Zwykle najtrudniej jest wybrać tytuł... Tytułowi stawia się wygórowane wymagania — często wręcz nie do osiągnięcia. Oczekuje się, by odzwierciedlał treść, przyciągał uwagę, czasem chce się wręcz, by prowokował, najlepiej, by jednocześnie pozostawiał odczucie misteryjności i wzbudzał oczekiwania.
Rzymskie pasje Hanny Suchockiej zawierają w sobie większość z tych elementów. Kto zatrzymałby się na podtytule: Kościoły stacyjne Wiecznego Miasta, mógłby odnieść wrażenie, iż chodzi o coś statycznego — o architekturę, budynki, ich historię i związane z nimi zdarzenia, może legendy, bez wątpienia także tradycje religijne.
A jednak jest to książka pełna dynamizmu i prawdziwej pasji. To nade wszystko historia wędrowania, przemierzania wielorakich przestrzeni, zbiegających się w świątyniach stacyjnych: historycznej, estetycznej, sakralnej, świeckiej, a także — być może zwłaszcza — przestrzeni duchowej, tej wewnętrznej przestrzeni ludzkiego serca, która zwykle pozostaje utajniona, czasem ulotna, często niepojęta i niewyrażalna, być może dlatego, iż coraz rzadziej przemierzana.
Dla autorki jednak przestrzeń duchowa jest integralną częścią jej osobistego wędrowania i dzielenia się doświadczeniem wiary. Jej tło stanowią teksty czytań liturgii wielkopostnej, nad którymi pochyla się Kościół, a które stały się inspirującymi towarzyszami stacyjnej pątniczki. To właśnie usłyszane i przyjęte Słowo pozostaje jednym ze stałych i podstawowych odniesień na kartach książki. Jego echo rozbrzmiewa w bardzo osobistej refleksji, w zmaganiu się z sobą, z własnymi pytaniami o stosunek do Boga, do siebie, do drugiego człowieka, stanowiąc inspirację i zarazem świadectwo duchowego wędrowania.
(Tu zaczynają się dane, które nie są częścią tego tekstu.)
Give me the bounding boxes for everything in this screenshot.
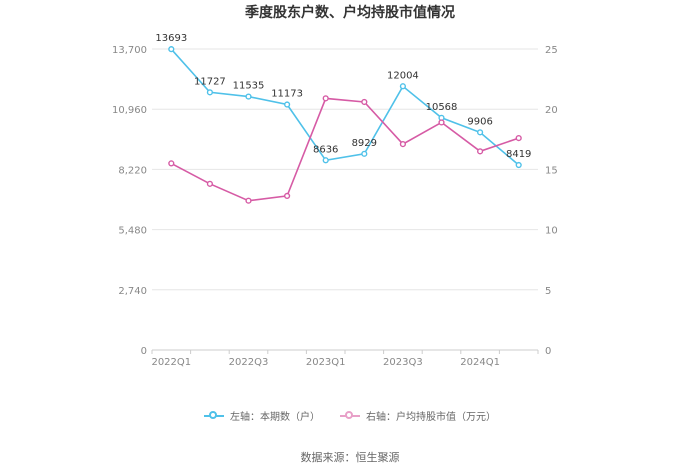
- x-tick-label: 2024Q1: [460, 357, 500, 368]
- data-label: 11173: [271, 89, 303, 100]
- data-point: [284, 192, 291, 199]
- y-right-tick-label: 25: [545, 45, 558, 56]
- y-right-tick-label: 5: [545, 286, 551, 297]
- x-tick-label: 2023Q3: [383, 357, 423, 368]
- grid: [152, 48, 538, 291]
- y-left-tick-label: 0: [141, 346, 147, 357]
- legend-item-avg-value[interactable]: 右轴：户均持股市值（万元）: [340, 408, 496, 423]
- y-right-tick-label: 0: [545, 346, 551, 357]
- y-left-tick-label: 8,220: [118, 165, 147, 176]
- legend-label-avg-value: 右轴：户均持股市值（万元）: [366, 412, 496, 423]
- data-label: 8419: [506, 149, 531, 160]
- x-tick-label: 2022Q1: [151, 357, 191, 368]
- y-left-tick-label: 10,960: [112, 105, 147, 116]
- y-left-tick-label: 5,480: [118, 226, 147, 237]
- data-point: [168, 46, 175, 53]
- chart-title: 季度股东户数、户均持股市值情况: [244, 4, 455, 21]
- series-layer: [168, 46, 522, 204]
- legend-item-households[interactable]: 左轴：本期数（户）: [204, 408, 320, 423]
- data-label: 9906: [467, 116, 492, 127]
- data-point: [438, 119, 445, 126]
- data-point: [477, 129, 484, 136]
- data-label: 11535: [233, 81, 265, 92]
- series-line-2: [170, 97, 519, 202]
- axes: 0 0 2,740 5 5,480 10 8,220 15 10,960 20 13,700 25 20…: [112, 45, 558, 368]
- series-line-1: [170, 48, 520, 166]
- legend: 左轴：本期数（户） 右轴：户均持股市值（万元）: [0, 408, 700, 423]
- data-point: [206, 180, 214, 187]
- data-label: 11727: [194, 76, 226, 87]
- data-point: [361, 98, 368, 106]
- data-point: [168, 160, 175, 167]
- data-point: [284, 101, 291, 108]
- data-point: [206, 89, 214, 96]
- y-left-tick-label: 2,740: [118, 286, 147, 297]
- data-labels: 13693 11727 11535 11173 8636 8929 12004 10568 99…: [155, 33, 531, 160]
- data-label: 8929: [352, 138, 377, 149]
- y-left-tick-label: 13,700: [112, 45, 147, 56]
- data-point: [515, 134, 522, 142]
- legend-swatch-avg-value: [340, 410, 360, 422]
- legend-swatch-households: [204, 410, 224, 422]
- data-point: [399, 83, 407, 90]
- data-source: 数据来源：恒生聚源: [300, 451, 400, 464]
- x-tick-label: 2022Q3: [229, 357, 269, 368]
- data-point: [477, 148, 484, 155]
- data-point: [245, 197, 252, 204]
- data-point: [245, 93, 252, 100]
- data-point: [322, 157, 329, 164]
- data-point: [361, 150, 368, 157]
- data-point: [322, 95, 329, 102]
- y-right-tick-label: 10: [545, 226, 558, 237]
- data-label: 13693: [155, 33, 187, 44]
- data-label: 12004: [387, 70, 419, 81]
- data-label: 10568: [426, 102, 458, 113]
- y-right-tick-label: 15: [545, 165, 558, 176]
- legend-label-households: 左轴：本期数（户）: [230, 412, 320, 423]
- data-point: [515, 161, 522, 169]
- y-right-tick-label: 20: [545, 105, 558, 116]
- x-tick-label: 2023Q1: [306, 357, 346, 368]
- data-label: 8636: [313, 144, 338, 155]
- data-point: [399, 141, 407, 148]
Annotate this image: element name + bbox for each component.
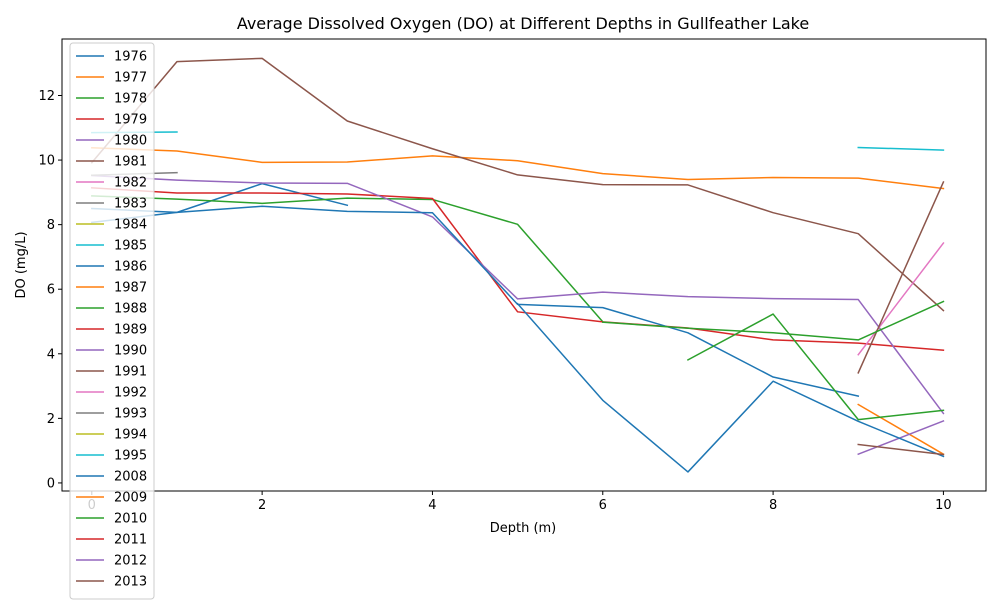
series-line-1995-19 — [857, 146, 945, 151]
x-tick-label: 8 — [769, 498, 777, 513]
series-line-2010-22 — [601, 300, 945, 341]
series-line-1987-11 — [857, 403, 945, 456]
legend-label-1989: 1989 — [114, 323, 147, 338]
legend-label-1985: 1985 — [114, 239, 147, 254]
y-tick-label: 0 — [47, 476, 55, 491]
axis-layer: 0246810024681012 — [38, 89, 951, 513]
legend-label-1977: 1977 — [114, 71, 147, 86]
legend-label-2009: 2009 — [114, 491, 147, 506]
series-line-1980-4 — [91, 174, 945, 415]
legend: 1976 1977 1978 1979 1980 1981 1982 1983 1984 1985… — [69, 42, 155, 600]
legend-label-1993: 1993 — [114, 407, 147, 422]
chart-title: Average Dissolved Oxygen (DO) at Differe… — [237, 14, 809, 33]
legend-label-1987: 1987 — [114, 281, 147, 296]
x-tick-label: 4 — [428, 498, 436, 513]
legend-label-1982: 1982 — [114, 176, 147, 191]
series-line-2013-25 — [857, 443, 945, 456]
plot-frame — [61, 38, 987, 492]
legend-label-1984: 1984 — [114, 218, 147, 233]
legend-label-1986: 1986 — [114, 260, 147, 275]
legend-label-2008: 2008 — [114, 470, 147, 485]
legend-label-1979: 1979 — [114, 113, 147, 128]
legend-label-1976: 1976 — [114, 50, 147, 65]
legend-label-2013: 2013 — [114, 575, 147, 590]
legend-label-2010: 2010 — [114, 512, 147, 527]
series-line-1977-1 — [91, 147, 945, 190]
legend-label-1991: 1991 — [114, 365, 147, 380]
x-tick-label: 2 — [258, 498, 266, 513]
x-tick-label: 10 — [935, 498, 952, 513]
y-axis-label: DO (mg/L) — [14, 231, 29, 298]
y-tick-label: 10 — [38, 154, 55, 169]
legend-label-2011: 2011 — [114, 533, 147, 548]
y-tick-label: 12 — [38, 89, 55, 104]
legend-label-1995: 1995 — [114, 449, 147, 464]
series-line-1986-10 — [91, 205, 860, 397]
legend-label-1988: 1988 — [114, 302, 147, 317]
series-layer — [90, 57, 945, 473]
series-line-1981-5 — [90, 57, 945, 312]
legend-label-1981: 1981 — [114, 155, 147, 170]
legend-label-1992: 1992 — [114, 386, 147, 401]
series-line-1991-15 — [857, 181, 945, 374]
y-tick-label: 2 — [47, 412, 55, 427]
legend-label-1990: 1990 — [114, 344, 147, 359]
legend-label-2012: 2012 — [114, 554, 147, 569]
y-tick-label: 4 — [47, 347, 55, 362]
legend-label-1983: 1983 — [114, 197, 147, 212]
x-axis-label: Depth (m) — [490, 521, 557, 536]
series-line-2008-20 — [516, 302, 945, 473]
series-line-1982-6 — [857, 241, 945, 356]
plot-area — [62, 39, 986, 491]
legend-label-1994: 1994 — [114, 428, 147, 443]
series-line-1979-3 — [91, 187, 945, 352]
series-line-1988-12 — [686, 313, 945, 421]
series-line-1990-14 — [857, 419, 945, 456]
x-tick-label: 6 — [599, 498, 607, 513]
y-tick-label: 6 — [47, 283, 55, 298]
y-tick-label: 8 — [47, 218, 55, 233]
legend-label-1978: 1978 — [114, 92, 147, 107]
legend-label-1980: 1980 — [114, 134, 147, 149]
series-line-1978-2 — [91, 195, 604, 323]
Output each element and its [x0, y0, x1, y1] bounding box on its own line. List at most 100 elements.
Być może to najbardziej zobowiązujący element książki, najbardziej intymny — odpowiedź na «obecność Słowa», zmierzenie się z nim i wyzwaniami, które przynosi.
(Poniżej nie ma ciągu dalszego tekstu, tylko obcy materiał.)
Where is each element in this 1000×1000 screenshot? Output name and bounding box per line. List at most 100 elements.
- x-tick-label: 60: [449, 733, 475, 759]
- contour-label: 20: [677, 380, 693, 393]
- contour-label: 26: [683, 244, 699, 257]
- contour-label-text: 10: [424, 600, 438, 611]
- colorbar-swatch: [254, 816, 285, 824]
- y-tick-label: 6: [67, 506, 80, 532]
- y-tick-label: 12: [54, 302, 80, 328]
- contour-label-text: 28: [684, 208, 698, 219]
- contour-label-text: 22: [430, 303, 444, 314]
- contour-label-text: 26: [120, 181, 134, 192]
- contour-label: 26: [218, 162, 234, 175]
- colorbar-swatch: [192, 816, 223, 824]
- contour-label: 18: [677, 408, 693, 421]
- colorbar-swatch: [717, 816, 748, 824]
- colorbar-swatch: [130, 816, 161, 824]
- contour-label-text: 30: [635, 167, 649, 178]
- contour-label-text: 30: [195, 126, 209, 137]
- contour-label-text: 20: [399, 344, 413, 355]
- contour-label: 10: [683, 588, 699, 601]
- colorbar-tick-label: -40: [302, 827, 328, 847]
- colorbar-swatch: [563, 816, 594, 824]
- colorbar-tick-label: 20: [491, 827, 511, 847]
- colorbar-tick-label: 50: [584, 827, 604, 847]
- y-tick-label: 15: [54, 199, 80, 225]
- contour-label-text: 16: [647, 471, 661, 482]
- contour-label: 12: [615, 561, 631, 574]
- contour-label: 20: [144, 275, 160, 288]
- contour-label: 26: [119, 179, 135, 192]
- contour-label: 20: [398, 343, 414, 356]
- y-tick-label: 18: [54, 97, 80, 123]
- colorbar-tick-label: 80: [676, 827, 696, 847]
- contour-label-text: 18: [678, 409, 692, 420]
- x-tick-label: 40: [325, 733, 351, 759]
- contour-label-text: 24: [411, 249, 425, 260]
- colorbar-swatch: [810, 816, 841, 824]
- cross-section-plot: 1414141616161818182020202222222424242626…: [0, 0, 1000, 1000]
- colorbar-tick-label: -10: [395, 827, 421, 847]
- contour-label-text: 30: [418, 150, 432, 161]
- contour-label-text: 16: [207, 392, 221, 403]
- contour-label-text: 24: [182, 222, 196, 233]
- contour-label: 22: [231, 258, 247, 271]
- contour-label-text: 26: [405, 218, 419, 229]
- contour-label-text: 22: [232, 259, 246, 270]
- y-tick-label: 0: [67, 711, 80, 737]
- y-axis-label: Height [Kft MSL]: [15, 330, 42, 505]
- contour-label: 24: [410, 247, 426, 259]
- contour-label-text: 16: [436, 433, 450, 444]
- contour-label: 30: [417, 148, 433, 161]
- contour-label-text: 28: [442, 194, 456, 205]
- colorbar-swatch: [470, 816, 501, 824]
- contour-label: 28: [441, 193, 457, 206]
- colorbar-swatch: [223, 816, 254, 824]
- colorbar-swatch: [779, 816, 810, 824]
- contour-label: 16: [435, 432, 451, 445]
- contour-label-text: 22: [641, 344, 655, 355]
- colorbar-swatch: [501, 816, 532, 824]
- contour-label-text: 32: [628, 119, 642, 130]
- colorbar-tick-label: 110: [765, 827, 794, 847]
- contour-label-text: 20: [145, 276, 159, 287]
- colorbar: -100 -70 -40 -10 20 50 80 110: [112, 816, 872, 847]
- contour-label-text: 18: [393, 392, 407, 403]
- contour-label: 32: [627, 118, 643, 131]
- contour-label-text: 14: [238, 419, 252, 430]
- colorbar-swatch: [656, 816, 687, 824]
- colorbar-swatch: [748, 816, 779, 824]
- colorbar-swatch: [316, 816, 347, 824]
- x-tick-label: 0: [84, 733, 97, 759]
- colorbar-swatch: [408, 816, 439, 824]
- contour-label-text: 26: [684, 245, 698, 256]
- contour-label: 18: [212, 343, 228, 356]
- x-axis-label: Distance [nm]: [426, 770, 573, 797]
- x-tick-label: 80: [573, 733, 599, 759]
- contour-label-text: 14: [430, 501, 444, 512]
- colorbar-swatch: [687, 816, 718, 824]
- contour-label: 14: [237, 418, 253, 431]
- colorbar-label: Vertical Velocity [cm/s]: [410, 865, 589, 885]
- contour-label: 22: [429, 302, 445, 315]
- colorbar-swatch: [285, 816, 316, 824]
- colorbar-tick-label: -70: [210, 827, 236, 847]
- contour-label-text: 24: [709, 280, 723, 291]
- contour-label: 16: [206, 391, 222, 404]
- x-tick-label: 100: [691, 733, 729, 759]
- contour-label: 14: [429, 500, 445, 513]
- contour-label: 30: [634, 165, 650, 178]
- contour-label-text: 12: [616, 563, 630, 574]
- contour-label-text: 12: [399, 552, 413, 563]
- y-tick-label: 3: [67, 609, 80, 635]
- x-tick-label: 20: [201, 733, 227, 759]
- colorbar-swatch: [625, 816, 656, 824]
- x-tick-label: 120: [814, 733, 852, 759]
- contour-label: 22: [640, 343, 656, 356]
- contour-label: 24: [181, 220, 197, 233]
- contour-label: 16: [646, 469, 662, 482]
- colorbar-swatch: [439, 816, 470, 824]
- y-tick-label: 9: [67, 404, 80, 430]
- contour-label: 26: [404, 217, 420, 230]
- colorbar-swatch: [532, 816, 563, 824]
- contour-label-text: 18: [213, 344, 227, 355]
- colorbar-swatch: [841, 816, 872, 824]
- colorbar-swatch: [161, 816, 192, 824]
Kwestie własnego przeżywania wiary, zdolności wglądu we własne serce, umiejętności przyjęcia Bożego planu, gotowości na zweryfikowanie własnego życia, czy aktualności Bożych obietnic nie są jedynie ekspresją osobistych konfrontacji autorki z istotnymi problemami egzystencji religijnej, rozważanymi w horyzoncie usłyszanego Słowa wielkopostnej liturgii. Wszystkie one wpisują się w zmagania każdego wierzącego z rozterkami serca szukającego odpowiedzi na wielość i różnorodność pytań, na które nie zawsze znajduje się odpowiedź: «Jak piętnować grzech? Kiedy mówić, a kiedy przemilczać? Czy można przemilczać?»
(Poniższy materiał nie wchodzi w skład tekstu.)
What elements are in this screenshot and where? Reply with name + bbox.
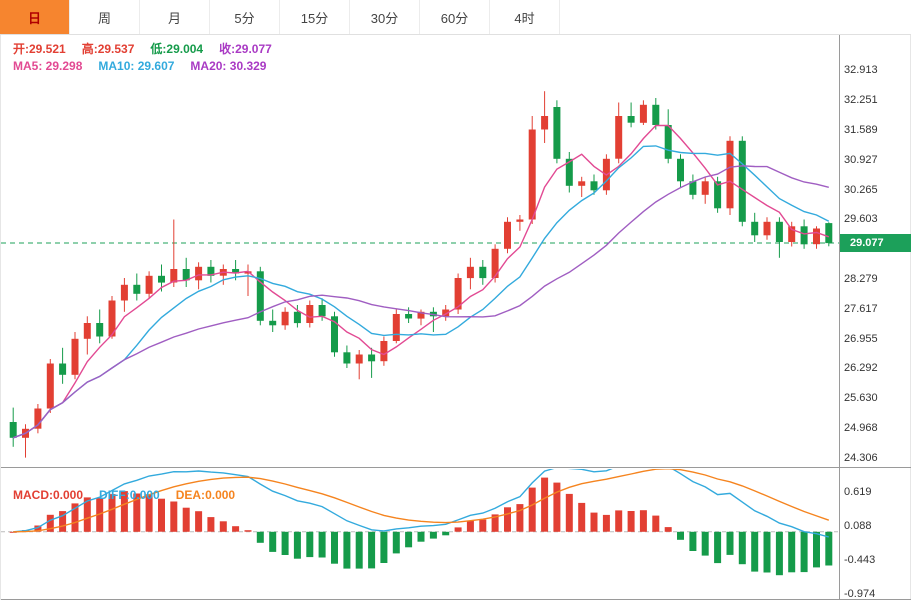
main-y-axis-tick: 25.630 [844,392,878,405]
main-y-axis-tick: 30.927 [844,153,878,166]
main-y-axis-tick: 32.251 [844,94,878,107]
timeframe-tabbar: 日 周 月 5分 15分 30分 60分 4时 [0,0,911,35]
high-value: 29.537 [97,42,135,56]
chart-container: 开:29.521 高:29.537 低:29.004 收:29.077 MA5:… [0,35,911,600]
close-value: 29.077 [235,42,272,56]
macd-value: 0.000 [53,488,84,502]
current-price-tag: 29.077 [840,234,911,253]
macd-chart[interactable] [1,469,839,599]
ma5-label: MA5: [13,59,46,73]
tab-60min[interactable]: 60分 [420,0,490,34]
low-label: 低: [150,42,167,56]
dea-value: 0.000 [205,488,236,502]
high-label: 高: [81,42,98,56]
main-y-axis-tick: 27.617 [844,302,878,315]
diff-value: 0.000 [129,488,160,502]
ohlc-header: 开:29.521 高:29.537 低:29.004 收:29.077 [13,40,272,57]
ma10-label: MA10: [98,59,138,73]
ma20-value: 30.329 [229,59,267,73]
low-value: 29.004 [166,42,204,56]
macd-label: MACD: [13,488,53,502]
main-y-axis-tick: 26.292 [844,362,878,375]
tab-monthly[interactable]: 月 [140,0,210,34]
open-value: 29.521 [29,42,66,56]
tab-30min[interactable]: 30分 [350,0,420,34]
main-y-axis-tick: 26.955 [844,332,878,345]
macd-y-axis-tick: -0.443 [844,554,876,567]
tab-daily[interactable]: 日 [0,0,70,34]
main-y-axis-tick: 31.589 [844,123,878,136]
diff-label: DIFF: [99,488,130,502]
main-y-axis-tick: 24.968 [844,421,878,434]
panel-divider [1,467,911,468]
tab-weekly[interactable]: 周 [70,0,140,34]
main-y-axis-tick: 32.913 [844,64,878,77]
y-axis-divider [839,35,840,600]
ma-header: MA5: 29.298 MA10: 29.607 MA20: 30.329 [13,59,266,73]
main-y-axis-tick: 24.306 [844,451,878,464]
dea-label: DEA: [175,488,206,502]
candlestick-chart[interactable] [1,35,839,467]
macd-y-axis-tick: 0.619 [844,486,872,499]
main-y-axis-tick: 29.603 [844,213,878,226]
close-label: 收: [219,42,236,56]
macd-y-axis-tick: -0.974 [844,588,876,600]
macd-y-axis-tick: 0.088 [844,520,872,533]
ma5-value: 29.298 [45,59,83,73]
tab-4hour[interactable]: 4时 [490,0,560,34]
main-y-axis-tick: 28.279 [844,272,878,285]
tab-15min[interactable]: 15分 [280,0,350,34]
macd-header: MACD:0.000 DIFF:0.000 DEA:0.000 [13,488,235,502]
ma10-value: 29.607 [137,59,175,73]
main-y-axis-tick: 30.265 [844,183,878,196]
tab-5min[interactable]: 5分 [210,0,280,34]
open-label: 开: [13,42,29,56]
ma20-label: MA20: [190,59,230,73]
Dziś zwykło się mniemać, iż tendencje sekularyzacji w sposób drastyczny wdarły się we wszystkie obszary naszej egzystencji, odzierając nas z horyzontu duchowych przeżyć, głębi refleksji nad sobą czy osobistej relacji do Boga. Niektórzy twierdzą, iż proces ten rozpoczął się od polityków. Rzymskie pasje łamią stereotyp potęgi zeświecczenia. Wspólnota pątnicza to postacie przeróżne: świeccy i duchowni, ambasadorzy, alumni, kapłani, siostry zakonne, a nade wszystko to ludzie wiary. To właśnie oni ożywiają świątynie stacyjne pozwalając, by sacrum przenikało profanum, przynosząc trudy i radości życia, by zostały dotknięte i przemienione przez wspólnotę wiary, modlitwy, liturgii i przyjętego Słowa.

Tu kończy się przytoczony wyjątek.